При этих словах сердце Катрин замерло, но она заставила себя улыбнуться.
– Мечты, к сожалению, не осуществляются…
– Слушай меня, и твоя мечта осуществится без промедления. Пойдем со мной.
Она взяла Катрин за руку, но, охваченная внезапным недоверием, молодая женщина стала сопротивляться:
– Куда ты меня ведешь?
– Вон к той женщине, которую ты видишь у воды… и к Аль Хамре, если ты хочешь все еще туда попасть. Эта старая женщина – Морайма. Ее все знают у нас, за ней бегают, потому что она управляет гаремом нашего властелина. Она приметила тебя в тот день, помнишь, и теперь пришла именно из-за тебя. Иди за ней, и вместо маленького врача ты будешь принадлежать калифу…
– Калифу? – произнесла Катрин слабым голосом. – Ты предлагаешь мне войти в гарем?
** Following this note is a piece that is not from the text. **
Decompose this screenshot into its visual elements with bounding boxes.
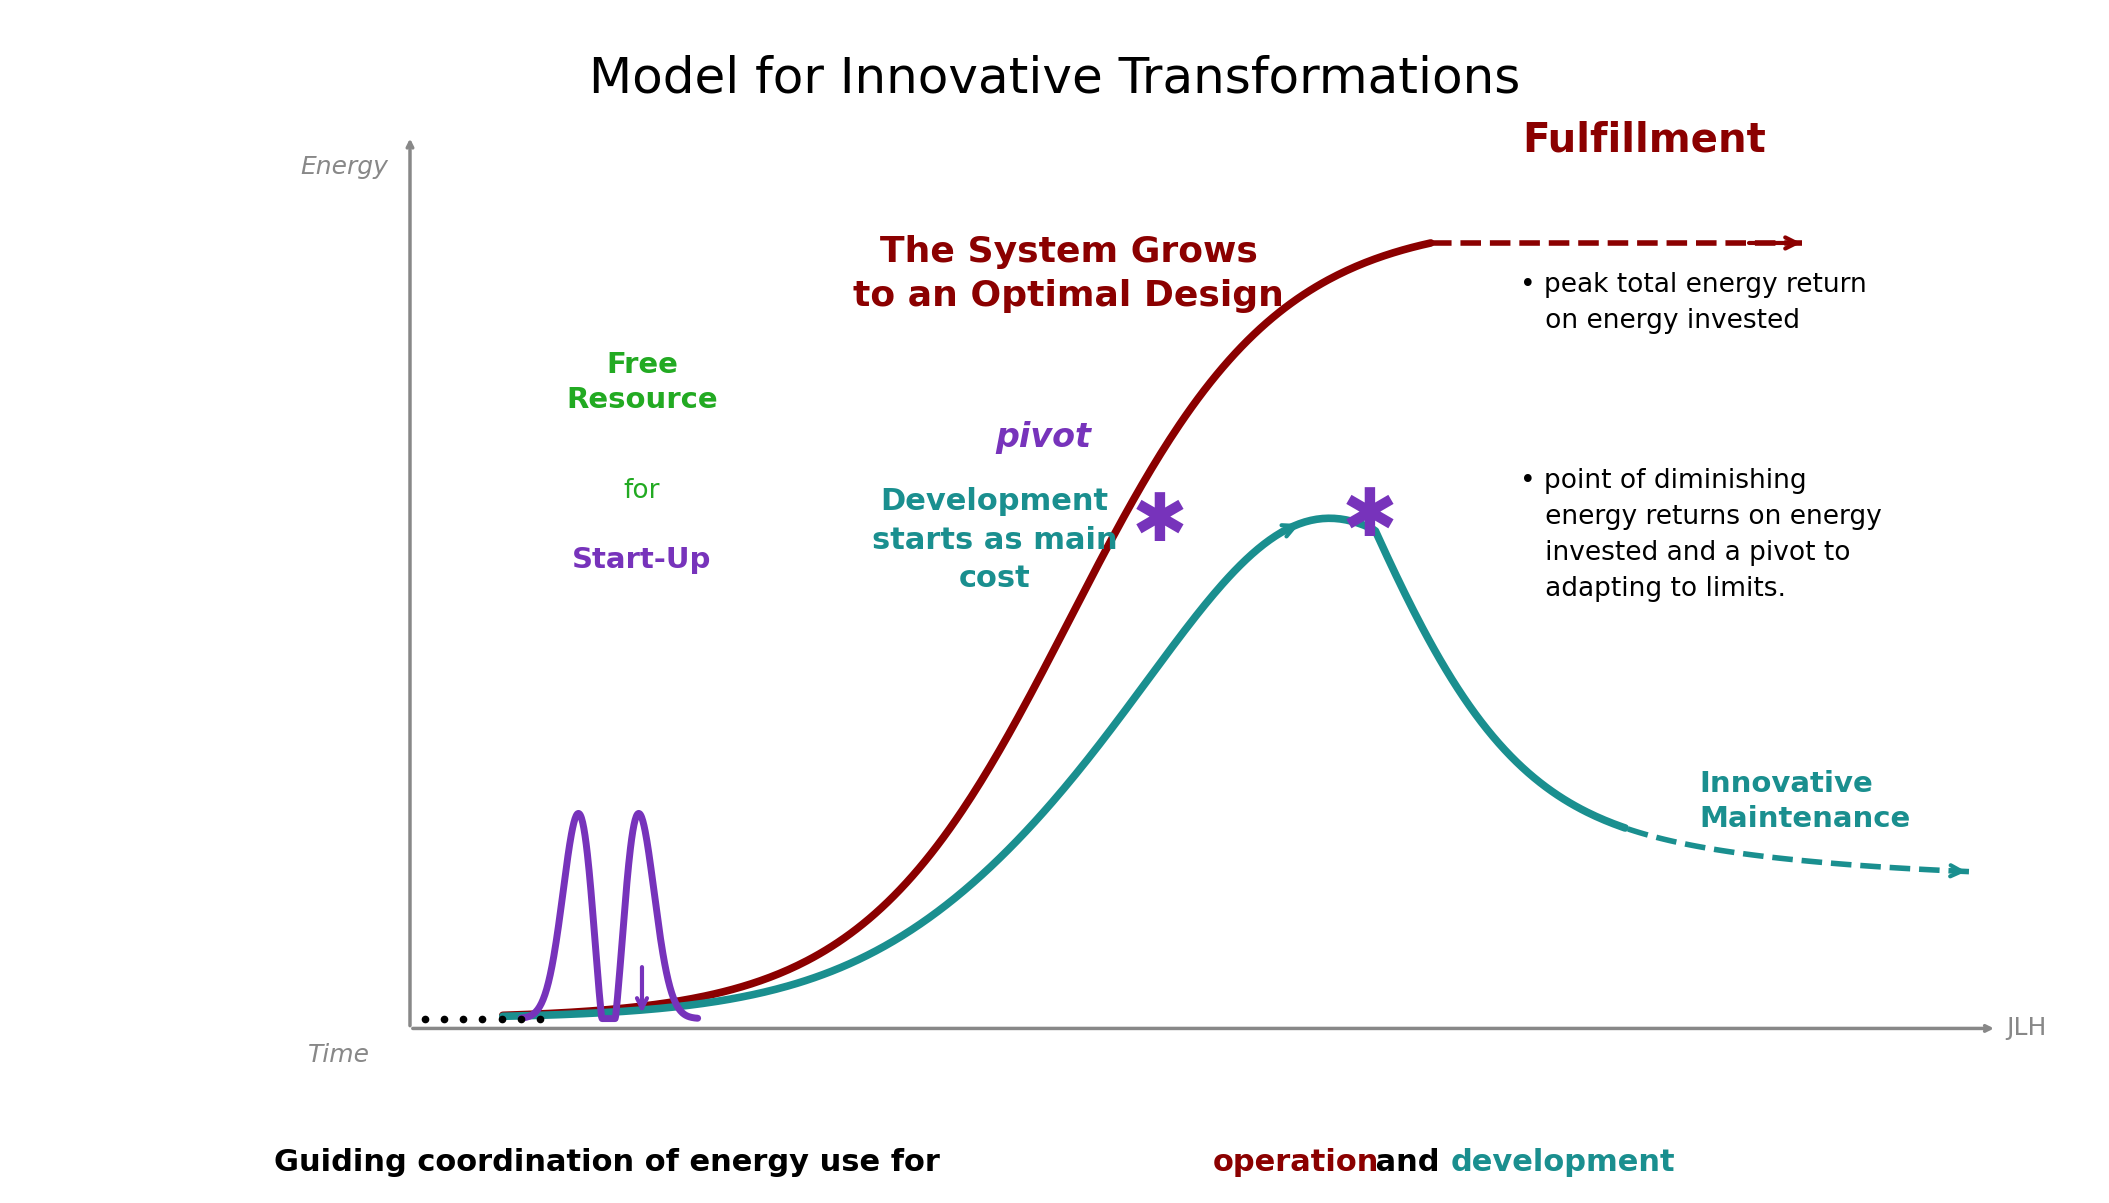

Обомлев, она собиралась с ужасом оттолкнуть это предложение, но фраза Абу-аль-Хайра пришла ей на память: «Комнаты Зобейды – это часть гарема». И еще одна фраза: «Мессир Арно живет в саду Зобейды, в отдельном павильоне…» Попасть в гарем – значит приблизиться к Арно. Она не могла мечтать о подобной удаче. Катрин заглушила шевельнувшийся в душе страх: если она только подойдет к узнику Зобейды, если осмелится с ним заговорить, ее отдадут на растерзание палачу принцессы.
Молодая женщина решилась.
– Иду за тобой, – сказала она. – И благодарю тебя. Единственно, о чем я прошу, пойди к врачу и отнеси мое письмо. Он же был добр со мной.
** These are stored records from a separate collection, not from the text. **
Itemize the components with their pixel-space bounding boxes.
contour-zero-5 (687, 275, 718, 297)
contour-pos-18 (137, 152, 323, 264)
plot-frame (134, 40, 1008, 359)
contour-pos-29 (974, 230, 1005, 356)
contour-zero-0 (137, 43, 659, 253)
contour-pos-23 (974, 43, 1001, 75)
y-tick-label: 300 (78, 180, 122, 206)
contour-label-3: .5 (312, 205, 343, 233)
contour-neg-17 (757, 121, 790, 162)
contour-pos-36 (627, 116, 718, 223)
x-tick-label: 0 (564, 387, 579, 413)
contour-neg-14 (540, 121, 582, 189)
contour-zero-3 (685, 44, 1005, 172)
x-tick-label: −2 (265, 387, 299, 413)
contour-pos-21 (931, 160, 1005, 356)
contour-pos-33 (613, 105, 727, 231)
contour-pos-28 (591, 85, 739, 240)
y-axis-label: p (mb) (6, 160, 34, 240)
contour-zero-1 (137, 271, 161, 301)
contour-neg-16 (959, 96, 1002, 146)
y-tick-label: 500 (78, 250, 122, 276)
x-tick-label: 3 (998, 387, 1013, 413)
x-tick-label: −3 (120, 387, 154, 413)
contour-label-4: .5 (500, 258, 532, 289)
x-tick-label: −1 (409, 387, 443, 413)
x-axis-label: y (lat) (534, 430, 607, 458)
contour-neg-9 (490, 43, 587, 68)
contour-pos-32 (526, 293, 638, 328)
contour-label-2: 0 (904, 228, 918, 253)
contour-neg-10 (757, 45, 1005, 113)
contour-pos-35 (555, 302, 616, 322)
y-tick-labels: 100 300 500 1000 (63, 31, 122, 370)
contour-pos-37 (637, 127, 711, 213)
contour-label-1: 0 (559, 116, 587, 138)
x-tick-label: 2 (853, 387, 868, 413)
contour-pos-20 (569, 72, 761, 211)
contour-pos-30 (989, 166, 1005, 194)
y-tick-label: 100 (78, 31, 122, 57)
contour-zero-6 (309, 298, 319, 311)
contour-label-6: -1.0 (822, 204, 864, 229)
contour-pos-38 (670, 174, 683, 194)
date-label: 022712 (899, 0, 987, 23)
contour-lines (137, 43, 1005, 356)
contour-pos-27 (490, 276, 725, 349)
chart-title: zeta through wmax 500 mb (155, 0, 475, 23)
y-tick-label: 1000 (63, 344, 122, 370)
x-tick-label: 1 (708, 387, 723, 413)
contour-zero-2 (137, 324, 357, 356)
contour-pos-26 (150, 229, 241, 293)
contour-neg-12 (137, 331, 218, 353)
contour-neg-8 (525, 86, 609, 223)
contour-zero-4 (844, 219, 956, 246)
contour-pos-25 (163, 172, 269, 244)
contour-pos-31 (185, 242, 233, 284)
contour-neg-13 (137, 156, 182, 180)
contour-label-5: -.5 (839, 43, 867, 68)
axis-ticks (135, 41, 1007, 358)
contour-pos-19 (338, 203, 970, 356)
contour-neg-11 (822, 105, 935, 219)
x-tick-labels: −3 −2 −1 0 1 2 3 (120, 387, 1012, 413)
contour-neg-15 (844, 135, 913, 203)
– Это я могу понять. Врач Абу получит твое письмо. Но пойдем! Морайма уже заждалась.
Старая женщина действительно подавала признаки нетерпения. Она широкими шагами мерила аллею, бросая взгляды в их сторону. Фатима поспешно, жестом фокусника сбросила шафранового цвета покрывало, в которое была завернута Катрин, открыв тонкую фигуру в широких муслиновых шароварах бледно-желтого цвета и коротенькой кофточке, глубокий вырез которой при каждом движении грозил высвободить ее грудь… Катрин увидела, как заблестели глаза старухи, и та раздраженным жестом отбросила свое собственное покрывало, открыв желтое, сухое и морщинистое лицо. При этом стал виден хищный профиль старой еврейки, увешанной драгоценностями, и провалившийся от отсутствия зубов рот, улыбка на котором выглядела отвратительной гримасой. Только покрытые большими кольцами руки были еще красивы.